Now we have nginx running. Install the Unicorn gem:

$ gem install unicorn

You should now have Unicorn installed: unicorn (for non-Rails rack applications) and unicorn_rails (for Rails applications version >= 1.2) should be in your path.

Time to take it for a spin! (You may wish to re-login with su - USERNAME if you haven’t already, this ensures your permission tokens are set, otherwise you will not have write permission to /var/www.)

$ cd /var/www
$ rails new unicorn

There we go, we now have our Unicorn Rails test app in /var/www! Let’s fetch a Unicorn config file. We’ll set our starting point in the example configuration that ships with the Unicorn source:

$ curl -o config/unicorn.rb https://raw.github.com/defunkt/unicorn/master/examples/unicorn.conf.rb

You will want to tweak a few things to set the right paths:

APP_PATH = "/var/www/unicorn"
working_directory APP_PATH

stderr_path APP_PATH + "/log/unicorn.stderr.log"
stdout_path APP_PATH + "/log/unicorn.stderr.log"
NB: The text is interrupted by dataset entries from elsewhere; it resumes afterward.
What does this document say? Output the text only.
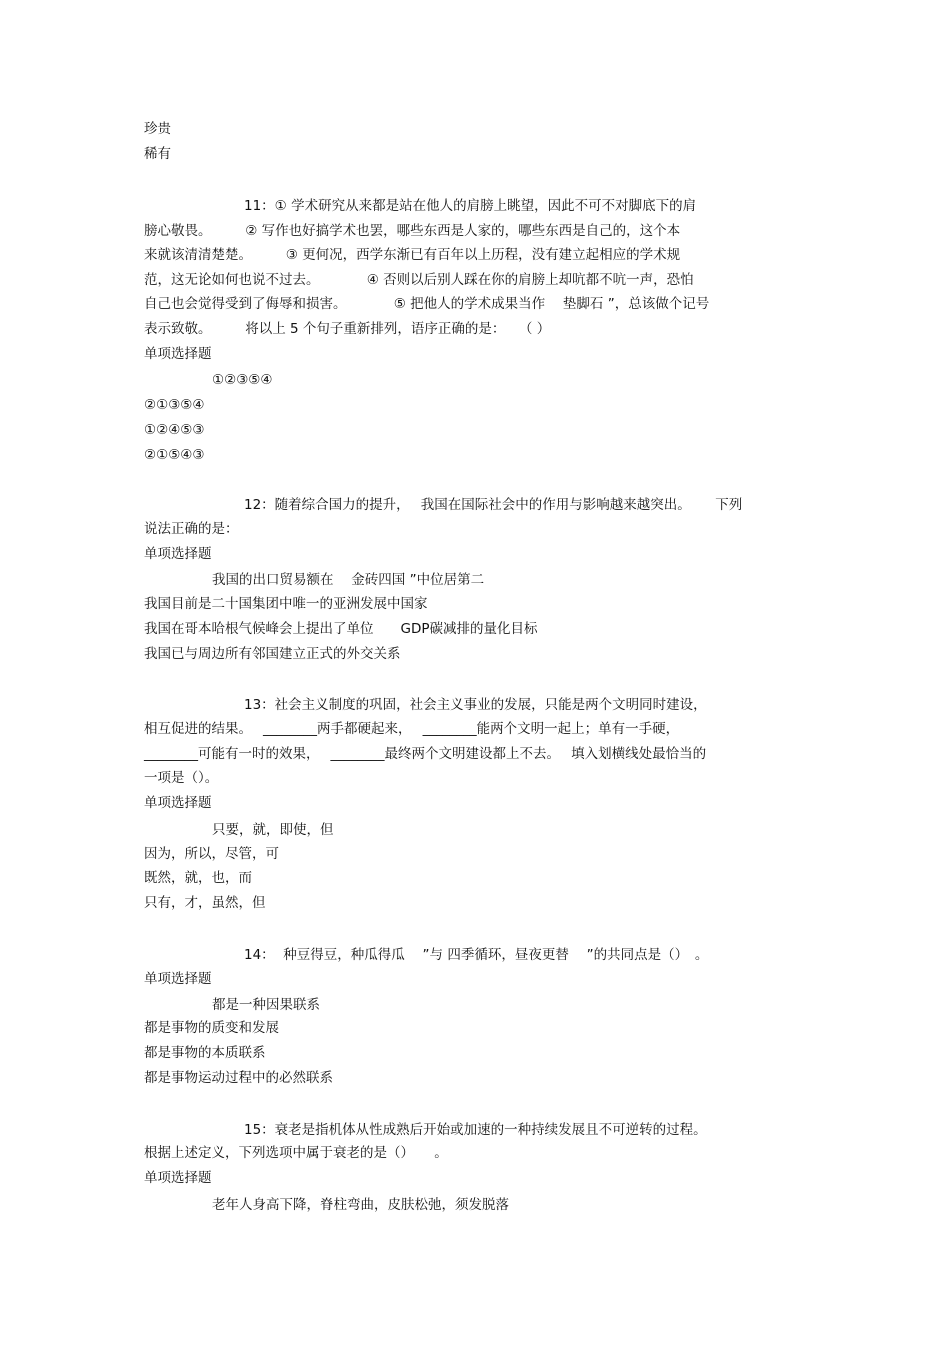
珍贵
稀有
11：① 学术研究从来都是站在他人的肩膀上眺望，因此不可不对脚底下的肩
膀心敬畏。　　　② 写作也好搞学术也罢，哪些东西是人家的，哪些东西是自己的，这个本
来就该清清楚楚。　　　③ 更何况，西学东渐已有百年以上历程，没有建立起相应的学术规
范，这无论如何也说不过去。　　　　④ 否则以后别人踩在你的肩膀上却吭都不吭一声，恐怕
自己也会觉得受到了侮辱和损害。　　　　⑤ 把他人的学术成果当作　 垫脚石 ”，总该做个记号
表示致敬。　　　将以上 5 个句子重新排列，语序正确的是：　　（ ）
单项选择题
①②③⑤④
②①③⑤④
①②④⑤③
②①⑤④③
12：随着综合国力的提升，　 我国在国际社会中的作用与影响越来越突出。　　 下列
说法正确的是：
单项选择题
我国的出口贸易额在　 金砖四国 ”中位居第二
我国目前是二十国集团中唯一的亚洲发展中国家
我国在哥本哈根气候峰会上提出了单位　　GDP碳减排的量化目标
我国已与周边所有邻国建立正式的外交关系
13：社会主义制度的巩固，社会主义事业的发展，只能是两个文明同时建设，
相互促进的结果。　 ________两手都硬起来，　 ________能两个文明一起上；单有一手硬，
________可能有一时的效果，　 ________最终两个文明建设都上不去。　 填入划横线处最恰当的
一项是（）。
单项选择题
只要，就，即使，但
因为，所以，尽管，可
既然，就，也，而
只有，才，虽然，但
14：  种豆得豆，种瓜得瓜　 ”与 四季循环，昼夜更替　 ”的共同点是（）　。
单项选择题
都是一种因果联系
都是事物的质变和发展
都是事物的本质联系
都是事物运动过程中的必然联系
15：衰老是指机体从性成熟后开始或加速的一种持续发展且不可逆转的过程。
根据上述定义，下列选项中属于衰老的是（）　　。
单项选择题
老年人身高下降，脊柱弯曲，皮肤松弛，须发脱落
pid APP_PATH + "/tmp/pid/unicorn.pid"

Then Unicorn is configured!

Rainbow magic

Start the nginx deamon, this depends on your OS. Then start Unicorn:

$ unicorn_rails -c /var/www/unicorn/config/unicorn.rb -D

-D deamonizes it. -c specifies the configuration file. In production you will probably want to pass -E production as well, to run the app in the production Rack environment.

That’s it! Visiting localhost should take you to the Rails default page.